Cats haven’t lost the instinct to hunt. Without proper exercise and stimulation, cats can exhibit behavioral issues. There is a cycle of needs that your cat needs to complete during the day to stay healthy and satisfied. When your cat is satisfied, they are are also well behaved in the home. Cats hunt, catch, groom, and sleep. Allowing your cat to engage in these actions are an important part of your cat’s welfare.
The Mighty Hunter
Cats are skilled predators that hunt to survive when living on their own. Their bodies are built to be efficient hunters. Most of a cat’s senses are specialized to pick up the smell, sight, and sounds of their prey in both day and night.
They have been relying on their hunting instincts for thousands of years. Cats are evolving towards a domestic lifestyle, but not fast enough to have given up on their hunting prowess.
Life indoors for cats is boring
Now, many cats spend their time indoors. They aren’t hunting prey and can become overweight from sleeping the day away or destructive due to boredom. Don’t get me wrong, the safest place for a cat to live is indoors. The outdoors presents many dangers to a cat from larger predators to vehicle accidents. We advocate for indoor only cats, unless the cat goes out on a harness and leash, catio, or fenced in yard. Therefore, cats need to be supplemented with environmental enrichment and exercise to keep them happy and healthy.
Cats need to hunt to stay satisfied. However, there is a caveat to this lifestyle. We don’t recommend encouraging your cat to hunt live prey.

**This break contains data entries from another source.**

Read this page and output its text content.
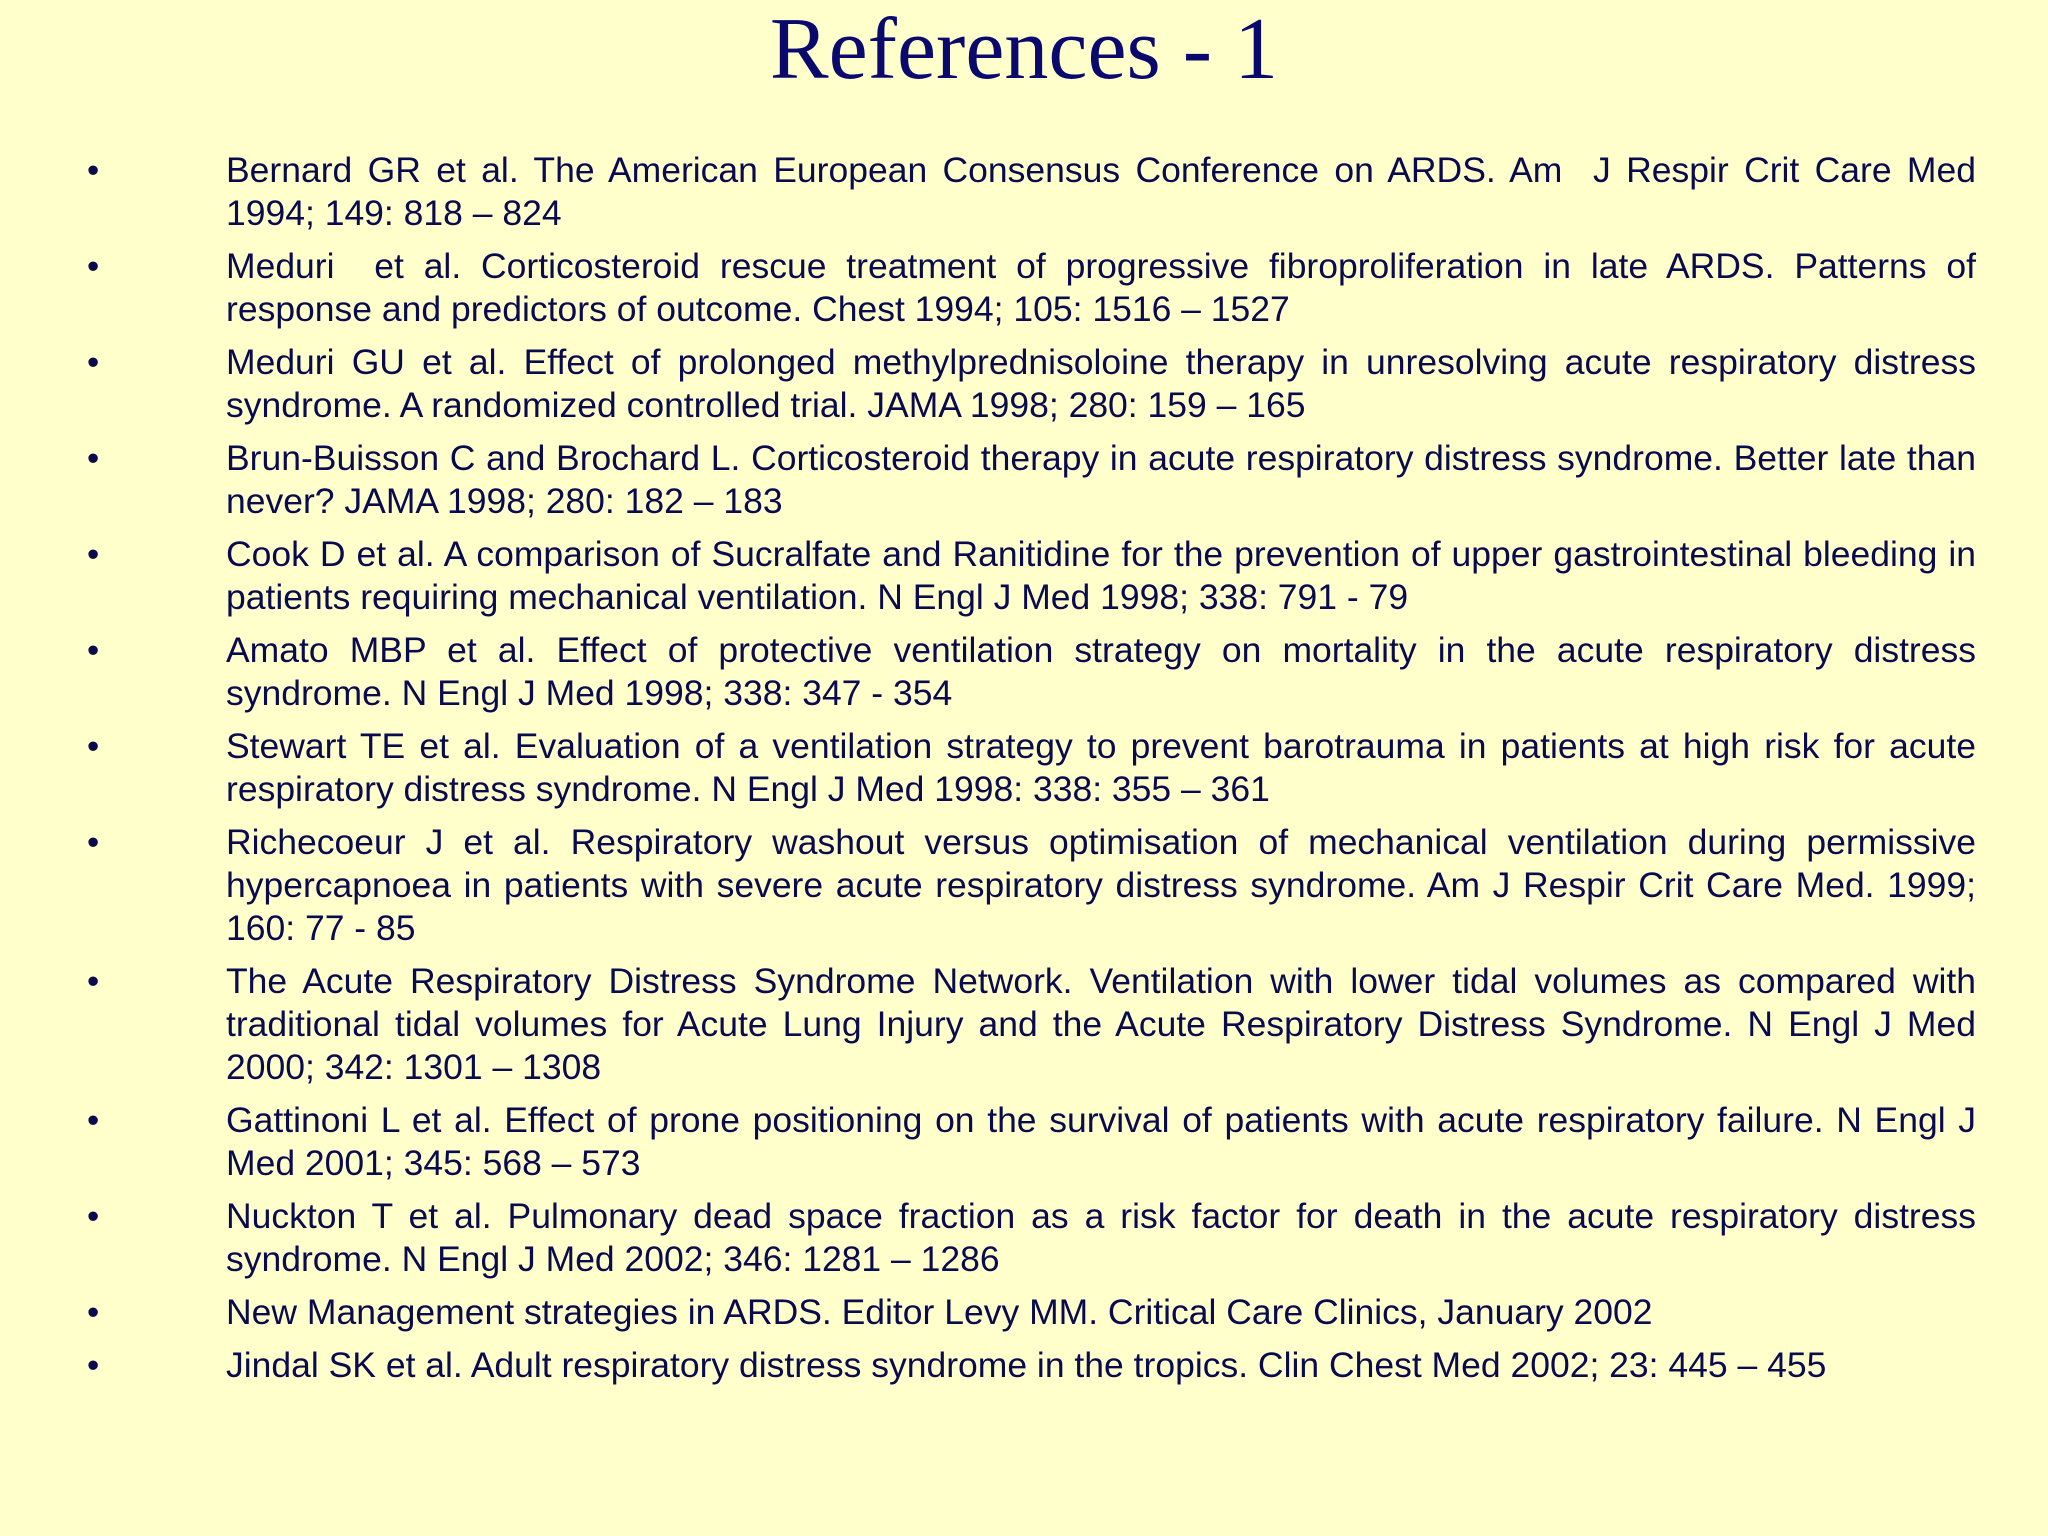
References - 1
•	Bernard GR et al. The American European Consensus Conference on ARDS. Am  J Respir Crit Care Med 1994; 149: 818 – 824
•	Meduri  et al. Corticosteroid rescue treatment of progressive fibroproliferation in late ARDS. Patterns of response and predictors of outcome. Chest 1994; 105: 1516 – 1527
•	Meduri GU et al. Effect of prolonged methylprednisoloine therapy in unresolving acute respiratory distress syndrome. A randomized controlled trial. JAMA 1998; 280: 159 – 165
•	Brun-Buisson C and Brochard L. Corticosteroid therapy in acute respiratory distress syndrome. Better late than never? JAMA 1998; 280: 182 – 183
•	Cook D et al. A comparison of Sucralfate and Ranitidine for the prevention of upper gastrointestinal bleeding in patients requiring mechanical ventilation. N Engl J Med 1998; 338: 791 - 79
•	Amato MBP et al. Effect of protective ventilation strategy on mortality in the acute respiratory distress syndrome. N Engl J Med 1998; 338: 347 - 354
•	Stewart TE et al. Evaluation of a ventilation strategy to prevent barotrauma in patients at high risk for acute respiratory distress syndrome. N Engl J Med 1998: 338: 355 – 361
•	Richecoeur J et al. Respiratory washout versus optimisation of mechanical ventilation during permissive hypercapnoea in patients with severe acute respiratory distress syndrome. Am J Respir Crit Care Med. 1999; 160: 77 - 85
•	The Acute Respiratory Distress Syndrome Network. Ventilation with lower tidal volumes as compared with traditional tidal volumes for Acute Lung Injury and the Acute Respiratory Distress Syndrome. N Engl J Med 2000; 342: 1301 – 1308
•	Gattinoni L et al. Effect of prone positioning on the survival of patients with acute respiratory failure. N Engl J Med 2001; 345: 568 – 573
•	Nuckton T et al. Pulmonary dead space fraction as a risk factor for death in the acute respiratory distress syndrome. N Engl J Med 2002; 346: 1281 – 1286
•	New Management strategies in ARDS. Editor Levy MM. Critical Care Clinics, January 2002
•	Jindal SK et al. Adult respiratory distress syndrome in the tropics. Clin Chest Med 2002; 23: 445 – 455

There is an environmental impact on hunting live wildlife and there are welfare concerns and dangers of cats hunting mice or other feeder animals.

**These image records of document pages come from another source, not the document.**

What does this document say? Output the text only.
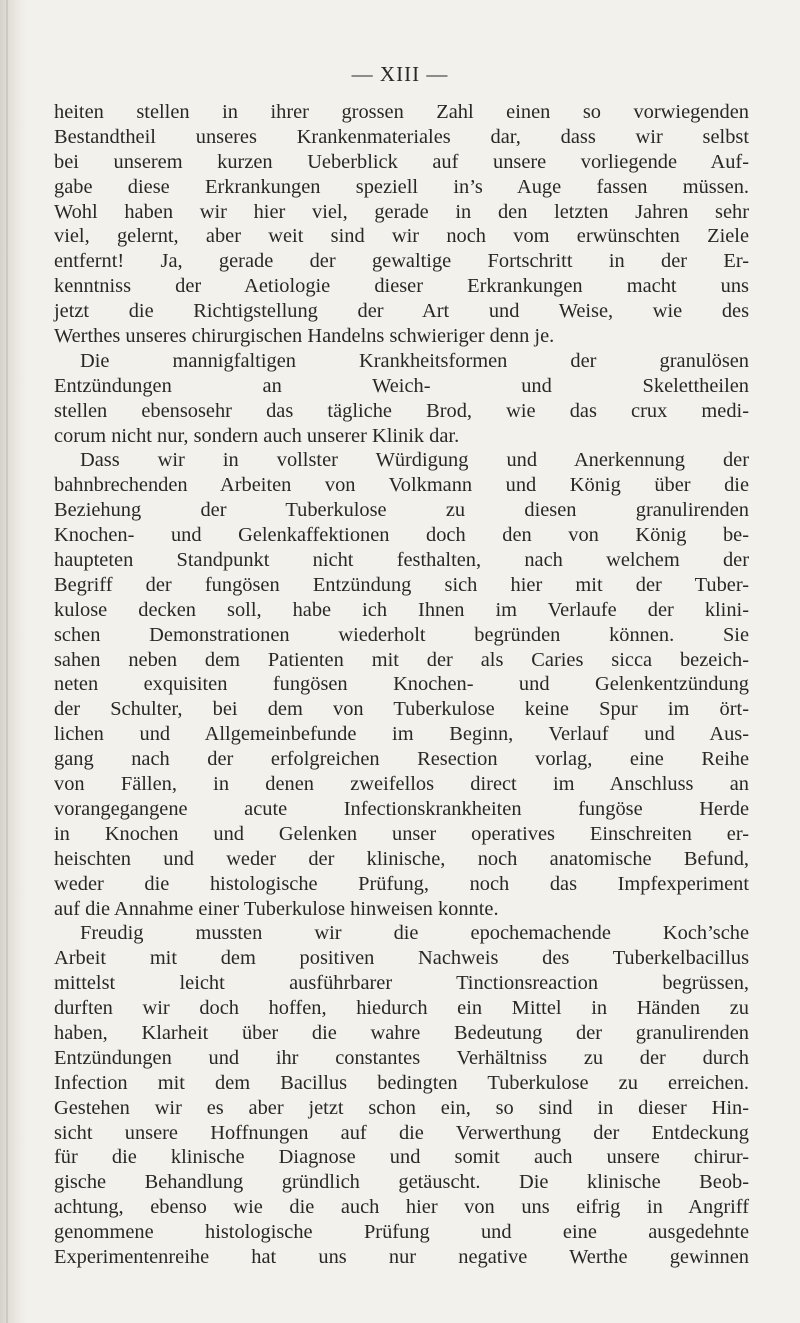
— XIII —
heiten stellen in ihrer grossen Zahl einen so vorwiegenden
Bestandtheil unseres Krankenmateriales dar, dass wir selbst
bei unserem kurzen Ueberblick auf unsere vorliegende Auf-
gabe diese Erkrankungen speziell in’s Auge fassen müssen.
Wohl haben wir hier viel, gerade in den letzten Jahren sehr
viel, gelernt, aber weit sind wir noch vom erwünschten Ziele
entfernt! Ja, gerade der gewaltige Fortschritt in der Er-
kenntniss der Aetiologie dieser Erkrankungen macht uns
jetzt die Richtigstellung der Art und Weise, wie des
Werthes unseres chirurgischen Handelns schwieriger denn je.
Die mannigfaltigen Krankheitsformen der granulösen
Entzündungen an Weich- und Skelettheilen
stellen ebensosehr das tägliche Brod, wie das crux medi-
corum nicht nur, sondern auch unserer Klinik dar.
Dass wir in vollster Würdigung und Anerkennung der
bahnbrechenden Arbeiten von Volkmann und König über die
Beziehung der Tuberkulose zu diesen granulirenden
Knochen- und Gelenkaffektionen doch den von König be-
haupteten Standpunkt nicht festhalten, nach welchem der
Begriff der fungösen Entzündung sich hier mit der Tuber-
kulose decken soll, habe ich Ihnen im Verlaufe der klini-
schen Demonstrationen wiederholt begründen können. Sie
sahen neben dem Patienten mit der als Caries sicca bezeich-
neten exquisiten fungösen Knochen- und Gelenkentzündung
der Schulter, bei dem von Tuberkulose keine Spur im ört-
lichen und Allgemeinbefunde im Beginn, Verlauf und Aus-
gang nach der erfolgreichen Resection vorlag, eine Reihe
von Fällen, in denen zweifellos direct im Anschluss an
vorangegangene acute Infectionskrankheiten fungöse Herde
in Knochen und Gelenken unser operatives Einschreiten er-
heischten und weder der klinische, noch anatomische Befund,
weder die histologische Prüfung, noch das Impfexperiment
auf die Annahme einer Tuberkulose hinweisen konnte.
Freudig mussten wir die epochemachende Koch’sche
Arbeit mit dem positiven Nachweis des Tuberkelbacillus
mittelst leicht ausführbarer Tinctionsreaction begrüssen,
durften wir doch hoffen, hiedurch ein Mittel in Händen zu
haben, Klarheit über die wahre Bedeutung der granulirenden
Entzündungen und ihr constantes Verhältniss zu der durch
Infection mit dem Bacillus bedingten Tuberkulose zu erreichen.
Gestehen wir es aber jetzt schon ein, so sind in dieser Hin-
sicht unsere Hoffnungen auf die Verwerthung der Entdeckung
für die klinische Diagnose und somit auch unsere chirur-
gische Behandlung gründlich getäuscht. Die klinische Beob-
achtung, ebenso wie die auch hier von uns eifrig in Angriff
genommene histologische Prüfung und eine ausgedehnte
Experimentenreihe hat uns nur negative Werthe gewinnen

So How Can a Domestic Cat Hunt?
Hunting relies on an ingrained motor pattern of stalking, chasing, and pouncing. We can simulate hunting with proper play. Cats can practice these natural behaviors with chasing a wand toy, solving puzzle toys, and interacting with tech toys.
All play is not considered equal among cats. Each cat has preferences with toy type and play style. The key to good play with cats is to mimic an animal, whether it’s a mouse scurrying along the ground or a bird flying in the air. This will engage their prey drive and motivate them to play with you.

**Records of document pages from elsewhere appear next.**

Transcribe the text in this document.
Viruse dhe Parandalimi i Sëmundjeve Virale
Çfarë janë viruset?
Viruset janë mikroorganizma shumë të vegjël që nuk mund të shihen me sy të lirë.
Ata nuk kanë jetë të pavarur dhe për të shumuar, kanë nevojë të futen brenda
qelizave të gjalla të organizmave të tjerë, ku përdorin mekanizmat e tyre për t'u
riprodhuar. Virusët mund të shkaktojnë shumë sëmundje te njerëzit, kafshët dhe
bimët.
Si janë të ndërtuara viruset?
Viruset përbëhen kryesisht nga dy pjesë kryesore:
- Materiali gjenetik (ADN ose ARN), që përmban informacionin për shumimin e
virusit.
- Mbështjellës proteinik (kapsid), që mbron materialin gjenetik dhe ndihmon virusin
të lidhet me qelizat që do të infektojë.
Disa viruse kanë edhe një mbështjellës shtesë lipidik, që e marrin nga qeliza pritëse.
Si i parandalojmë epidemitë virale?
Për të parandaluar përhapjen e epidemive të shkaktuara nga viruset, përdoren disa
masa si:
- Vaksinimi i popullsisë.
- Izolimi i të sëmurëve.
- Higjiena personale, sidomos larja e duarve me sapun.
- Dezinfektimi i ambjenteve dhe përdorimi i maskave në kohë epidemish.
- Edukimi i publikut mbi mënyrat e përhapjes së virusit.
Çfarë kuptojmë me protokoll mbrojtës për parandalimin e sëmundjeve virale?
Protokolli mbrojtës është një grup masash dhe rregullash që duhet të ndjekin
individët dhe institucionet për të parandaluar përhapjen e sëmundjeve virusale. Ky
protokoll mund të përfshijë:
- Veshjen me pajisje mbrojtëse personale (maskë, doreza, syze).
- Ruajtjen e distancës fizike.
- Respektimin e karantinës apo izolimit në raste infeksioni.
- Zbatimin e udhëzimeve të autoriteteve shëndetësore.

If you’re playing with a wand toy, have the toy scurry across the floor and hide behind something. Your cat will likely come to investigate the hidden toy. When they find it, make the toy run across the floor. After some back and forth pursuit, allow your cat to triumphantly pounce the toy and catch it.
Catching and eating their prey is the next step of the cycle. Cats that hunt without ever able to ever catch their prey will become frustrated and lose interest. Once the cat catches the toy, you can offer them a few treats or give them a meal.
Playing with your cat before feeding time will exercise them and help to build an appetite. Feeding meals at certain times after some activity is more natural for your cat than offering food to them at all times. Feeding set meals will also prevent over-eating, prevent them from becoming overweight and keeping them healthier.
If you feel you’re too busy at certain feedings, there are automatic toys that simulate prey. There are various price points and types. You’ll likely need to offer your cat a few different types of toys to see what they prefer.
Here’s a list of our favorite interactive toys:
Once a cat has completed the first two steps of hunting or playing and eating, it’s now time to groom themselves. Grooming is an important part of a cat’s needs. They are clean animals and will always wash themselves after activity. This helps the cat to settle and relax themselves after hunting and eating.
This is the part that matters to humans, especially if you have a cat that likes to keep you up at night or wake you early in the morning.
Practice this cycle right before you go to sleep. Play with your cat for 15 minutes right before you head to bed. Then, give them a snack or their last meal of the evening. Your cat will have done two of the critical steps of the cycle and will be prepared to start settling in to groom and fall asleep.
This will help your cat change their routine so that you are both on the same sleeping schedule, making it less likely for them to wake you up throughout the night.